While Rousseff paid for it politically much of the graft happened while her Workers' Party was in office she repeatedly refused to do anything that might alter a process she said Brazil badly needed.

In the hour-long interview, Rousseff floated the idea of a plebiscite on her mandate, though she did not provide details on how it would work.

"I don't have any problem asking what the people want," said Rousseff. "In any case, the only way that a president's mandate should be interrupted is via a plebiscite."

Getting to new elections before 2018, the end of Rousseff's term, would be a tall order.

In order for that to happen, both Rousseff and interim President Michel Temer, Rousseff's vice-president before getting impeached, would have to resign or be removed from office.

Temer allies have rejected growing calls among some lawmakers for new elections. Still, a cascade of scandals hounding Temer's fledgling administration have led to several senators saying publicly that they are rethinking their vote. Some of the scandals have included leaked recordings of Temer allies strategising about how to tamp down the Petrobras investigation, adding to Rousseff's contention that ousting her was about that, not about sleight-of-hand accounting manoeuvres.

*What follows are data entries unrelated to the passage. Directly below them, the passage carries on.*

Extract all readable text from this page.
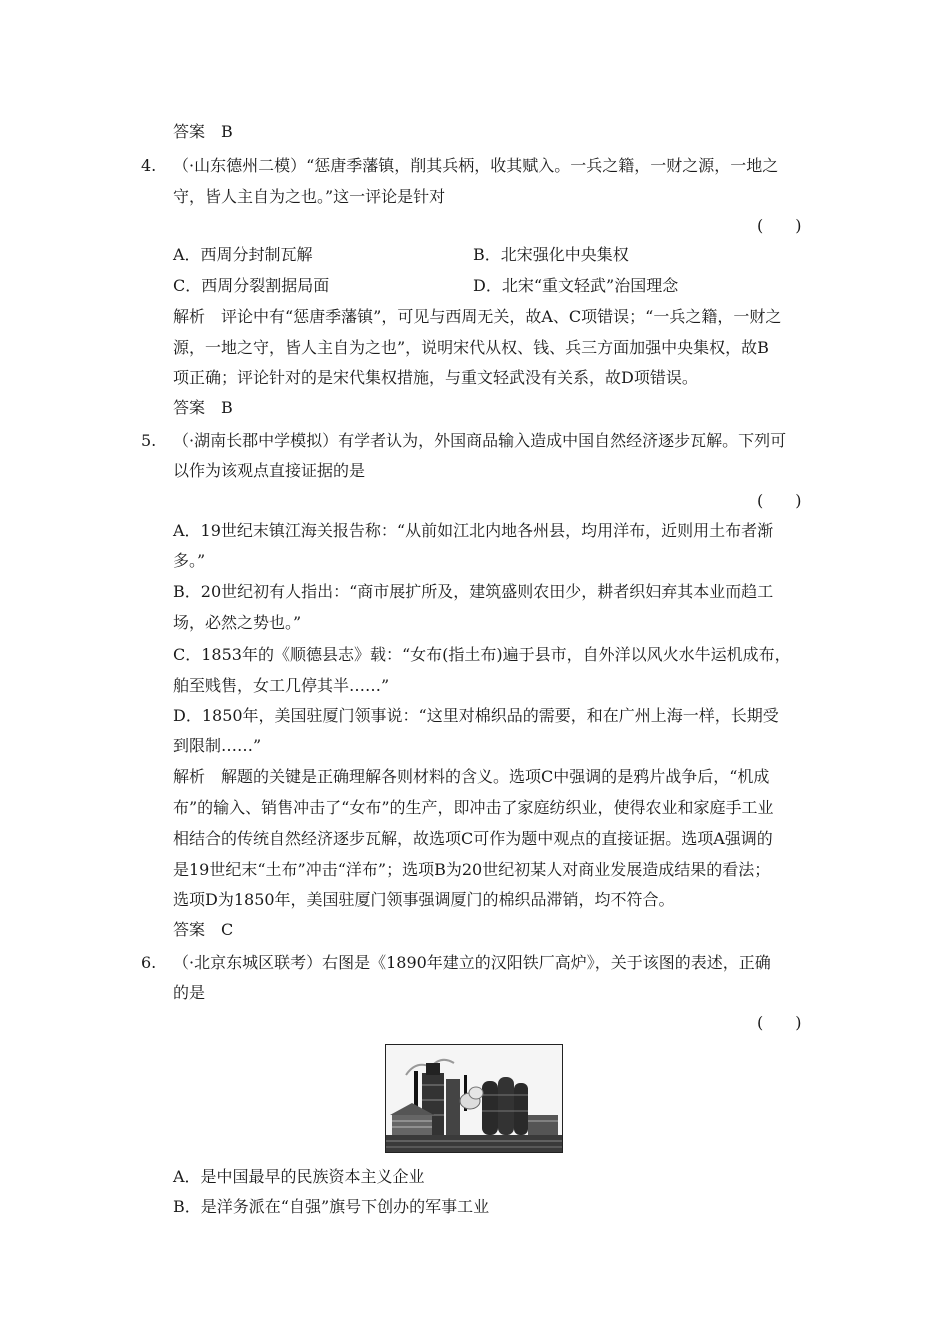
答案　B
4. （·山东德州二模）“惩唐季藩镇，削其兵柄，收其赋入。一兵之籍，一财之源，一地之
守，皆人主自为之也。”这一评论是针对
(　　)
A．西周分封制瓦解	B．北宋强化中央集权
C．西周分裂割据局面	D．北宋“重文轻武”治国理念
解析　评论中有“惩唐季藩镇”，可见与西周无关，故A、C项错误；“一兵之籍，一财之
源，一地之守，皆人主自为之也”，说明宋代从权、钱、兵三方面加强中央集权，故B
项正确；评论针对的是宋代集权措施，与重文轻武没有关系，故D项错误。
答案　B
5. （·湖南长郡中学模拟）有学者认为，外国商品输入造成中国自然经济逐步瓦解。下列可
以作为该观点直接证据的是
(　　)
A．19世纪末镇江海关报告称：“从前如江北内地各州县，均用洋布，近则用土布者渐
多。”
B．20世纪初有人指出：“商市展扩所及，建筑盛则农田少，耕者织妇弃其本业而趋工
场，必然之势也。”
C．1853年的《顺德县志》载：“女布(指土布)遍于县市，自外洋以风火水牛运机成布，
舶至贱售，女工几停其半……”
D．1850年，美国驻厦门领事说：“这里对棉织品的需要，和在广州上海一样，长期受
到限制……”
解析　解题的关键是正确理解各则材料的含义。选项C中强调的是鸦片战争后，“机成
布”的输入、销售冲击了“女布”的生产，即冲击了家庭纺织业，使得农业和家庭手工业
相结合的传统自然经济逐步瓦解，故选项C可作为题中观点的直接证据。选项A强调的
是19世纪末“土布”冲击“洋布”；选项B为20世纪初某人对商业发展造成结果的看法；
选项D为1850年，美国驻厦门领事强调厦门的棉织品滞销，均不符合。
答案　C
6. （·北京东城区联考）右图是《1890年建立的汉阳铁厂高炉》，关于该图的表述，正确
的是
(　　)
A．是中国最早的民族资本主义企业
B．是洋务派在“自强”旗号下创办的军事工业
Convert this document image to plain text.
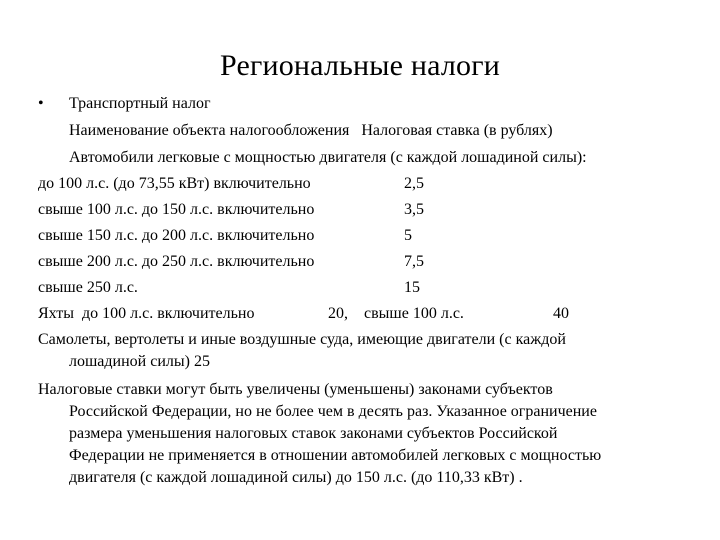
Региональные налоги
• Транспортный налог
Наименование объекта налогообложения   Налоговая ставка (в рублях)
Автомобили легковые с мощностью двигателя (с каждой лошадиной силы):
до 100 л.с. (до 73,55 кВт) включительно	2,5
свыше 100 л.с. до 150 л.с. включительно	3,5
свыше 150 л.с. до 200 л.с. включительно	5
свыше 200 л.с. до 250 л.с. включительно	7,5
свыше 250 л.с.	15
Яхты  до 100 л.с. включительно	20, свыше 100 л.с.	40
Самолеты, вертолеты и иные воздушные суда, имеющие двигатели (с каждой
лошадиной силы) 25
Налоговые ставки могут быть увеличены (уменьшены) законами субъектов
Российской Федерации, но не более чем в десять раз. Указанное ограничение
размера уменьшения налоговых ставок законами субъектов Российской
Федерации не применяется в отношении автомобилей легковых с мощностью
двигателя (с каждой лошадиной силы) до 150 л.с. (до 110,33 кВт) .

Last month, the Senate voted 55-22 to remove Rousseff, one more vote than will be necessary during the trial to permanently remove her.

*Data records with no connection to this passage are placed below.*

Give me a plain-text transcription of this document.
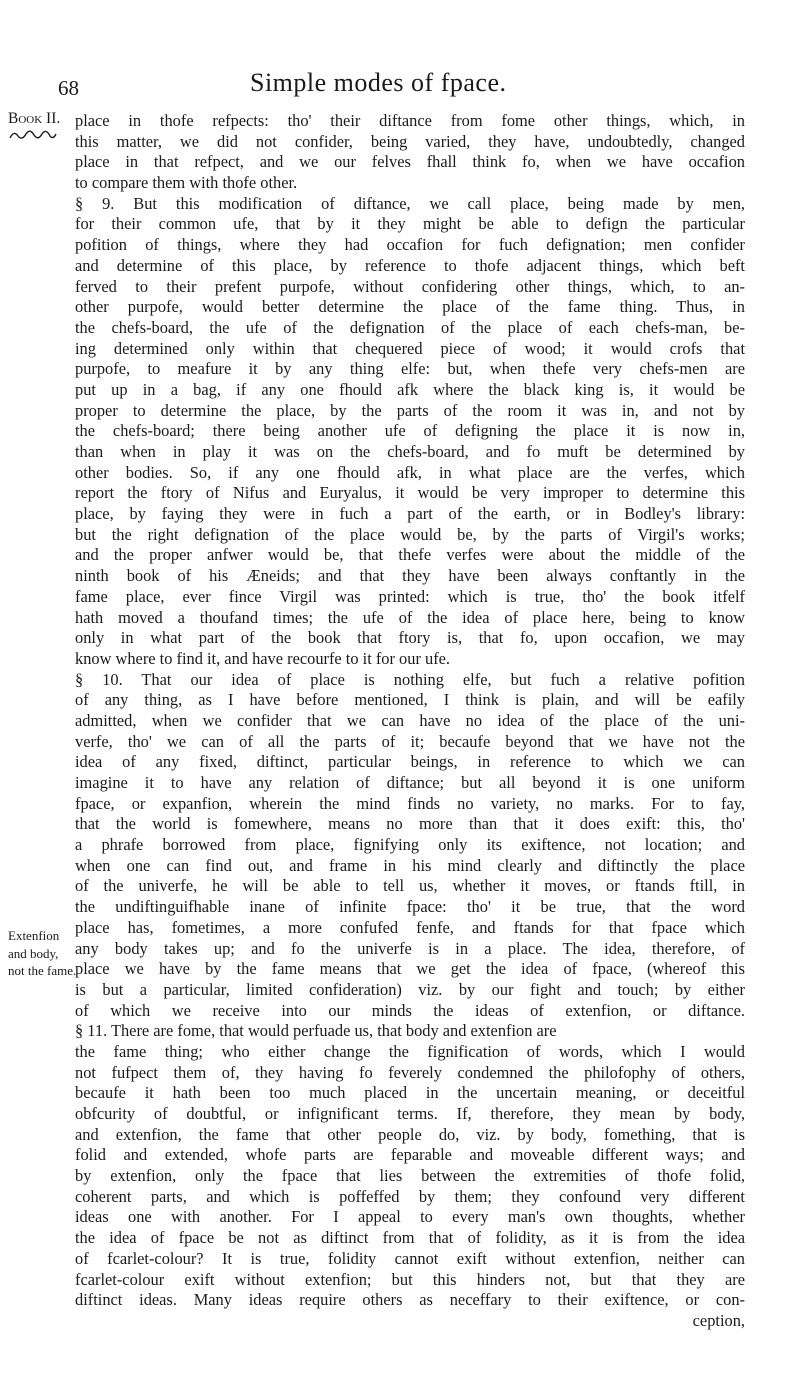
68	Simple modes of fpace.
Book II.
Extenfion
and body,
not the fame.
place in thofe refpects: tho' their diftance from fome other things, which, in
this matter, we did not confider, being varied, they have, undoubtedly, changed
place in that refpect, and we our felves fhall think fo, when we have occafion
to compare them with thofe other.
§ 9. But this modification of diftance, we call place, being made by men,
for their common ufe, that by it they might be able to defign the particular
pofition of things, where they had occafion for fuch defignation; men confider
and determine of this place, by reference to thofe adjacent things, which beft
ferved to their prefent purpofe, without confidering other things, which, to an-
other purpofe, would better determine the place of the fame thing. Thus, in
the chefs-board, the ufe of the defignation of the place of each chefs-man, be-
ing determined only within that chequered piece of wood; it would crofs that
purpofe, to meafure it by any thing elfe: but, when thefe very chefs-men are
put up in a bag, if any one fhould afk where the black king is, it would be
proper to determine the place, by the parts of the room it was in, and not by
the chefs-board; there being another ufe of defigning the place it is now in,
than when in play it was on the chefs-board, and fo muft be determined by
other bodies. So, if any one fhould afk, in what place are the verfes, which
report the ftory of Nifus and Euryalus, it would be very improper to determine this
place, by faying they were in fuch a part of the earth, or in Bodley's library:
but the right defignation of the place would be, by the parts of Virgil's works;
and the proper anfwer would be, that thefe verfes were about the middle of the
ninth book of his Æneids; and that they have been always conftantly in the
fame place, ever fince Virgil was printed: which is true, tho' the book itfelf
hath moved a thoufand times; the ufe of the idea of place here, being to know
only in what part of the book that ftory is, that fo, upon occafion, we may
know where to find it, and have recourfe to it for our ufe.
§ 10. That our idea of place is nothing elfe, but fuch a relative pofition
of any thing, as I have before mentioned, I think is plain, and will be eafily
admitted, when we confider that we can have no idea of the place of the uni-
verfe, tho' we can of all the parts of it; becaufe beyond that we have not the
idea of any fixed, diftinct, particular beings, in reference to which we can
imagine it to have any relation of diftance; but all beyond it is one uniform
fpace, or expanfion, wherein the mind finds no variety, no marks. For to fay,
that the world is fomewhere, means no more than that it does exift: this, tho'
a phrafe borrowed from place, fignifying only its exiftence, not location; and
when one can find out, and frame in his mind clearly and diftinctly the place
of the univerfe, he will be able to tell us, whether it moves, or ftands ftill, in
the undiftinguifhable inane of infinite fpace: tho' it be true, that the word
place has, fometimes, a more confufed fenfe, and ftands for that fpace which
any body takes up; and fo the univerfe is in a place. The idea, therefore, of
place we have by the fame means that we get the idea of fpace, (whereof this
is but a particular, limited confideration) viz. by our fight and touch; by either
of which we receive into our minds the ideas of extenfion, or diftance.
§ 11. There are fome, that would perfuade us, that body and extenfion are
the fame thing; who either change the fignification of words, which I would
not fufpect them of, they having fo feverely condemned the philofophy of others,
becaufe it hath been too much placed in the uncertain meaning, or deceitful
obfcurity of doubtful, or infignificant terms. If, therefore, they mean by body,
and extenfion, the fame that other people do, viz. by body, fomething, that is
folid and extended, whofe parts are feparable and moveable different ways; and
by extenfion, only the fpace that lies between the extremities of thofe folid,
coherent parts, and which is poffeffed by them; they confound very different
ideas one with another. For I appeal to every man's own thoughts, whether
the idea of fpace be not as diftinct from that of folidity, as it is from the idea
of fcarlet-colour? It is true, folidity cannot exift without extenfion, neither can
fcarlet-colour exift without extenfion; but this hinders not, but that they are
diftinct ideas. Many ideas require others as neceffary to their exiftence, or con-
ception,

Rousseff said she spends her days strategising with activists and friendly lawmakers about how to change senators' minds. Rousseff also said she is working on a letter of intentions to be published sometime before the impeachment trial, offering a new platform should she be returned to office.

She also said she will attend the Olympic Games in Rio de Janeiro if she is invited. While Temer is very unlikely to do that, Olympic Committee officials could invite her, though it would be awkward to have two presidents on hand.

"If I am not invited, I will be watching from up a tree with binoculars," she joked.

Rousseff said she would not meet with visiting foreign leaders ahead of the August 5 opening ceremonies so as not to "create any embarrassment".